In the autumn of 1959, John Howard Griffin went to a friend's house in New Orleans, Louisiana. Once there, under the care of a dermatologist, Griffin underwent a regimen of large oral doses of the anti-vitiligo drug methoxsalen, trade name Oxsoralen, and spending up to fifteen hours daily under an ultraviolet lamp.
Don Rutledge traveled with Griffin documenting the experience with photos.
During his trip, Griffin abided by the rule that he would not change his name or alter his identity; if asked who he was or what he was doing, he would tell the truth. In the beginning, he decided to talk as little as possible to ease his transition into the social milieu of southern U.S. blacks. He became accustomed everywhere to the "hate stare" received from whites.

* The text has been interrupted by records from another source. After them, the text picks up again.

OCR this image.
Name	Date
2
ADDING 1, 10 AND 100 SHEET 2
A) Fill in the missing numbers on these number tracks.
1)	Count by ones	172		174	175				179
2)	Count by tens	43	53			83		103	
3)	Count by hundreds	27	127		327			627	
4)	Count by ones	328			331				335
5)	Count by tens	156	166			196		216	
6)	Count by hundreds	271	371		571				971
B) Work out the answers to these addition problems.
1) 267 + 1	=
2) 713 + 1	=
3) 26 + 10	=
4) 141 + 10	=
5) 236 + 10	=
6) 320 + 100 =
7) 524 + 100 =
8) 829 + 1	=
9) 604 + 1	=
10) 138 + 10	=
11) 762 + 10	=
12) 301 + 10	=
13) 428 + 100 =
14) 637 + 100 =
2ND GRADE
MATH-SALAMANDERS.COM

After he disguised himself, many people who knew John Howard Griffin as a white man did not recognize him. A black shoeshine man named Sterling Williams in the French Quarter, a man whom Griffin regarded as a friend, made no connection with his looks now that he was black. Because Griffin wanted assistance in integrating with the black community, he decided to tell Sterling that he was in fact the white man he'd met before. He first hinted that he wore the same unusual shoes as somebody else, but Sterling still did not recognize him until Griffin told him.
In New Orleans, a black counterman at a small restaurant chatted with Griffin about the difficulties of finding a place to go to the bathroom. He turned a question about a Catholic church into a joke about "spending much of your time praying for a place to piss".
On a bus trip, Griffin began to give his seat to a white woman, but disapproving looks from black passengers stopped him. He thought he had a momentary breakthrough with the woman, but she insulted him and began talking with other white passengers about how impudent the blacks were becoming.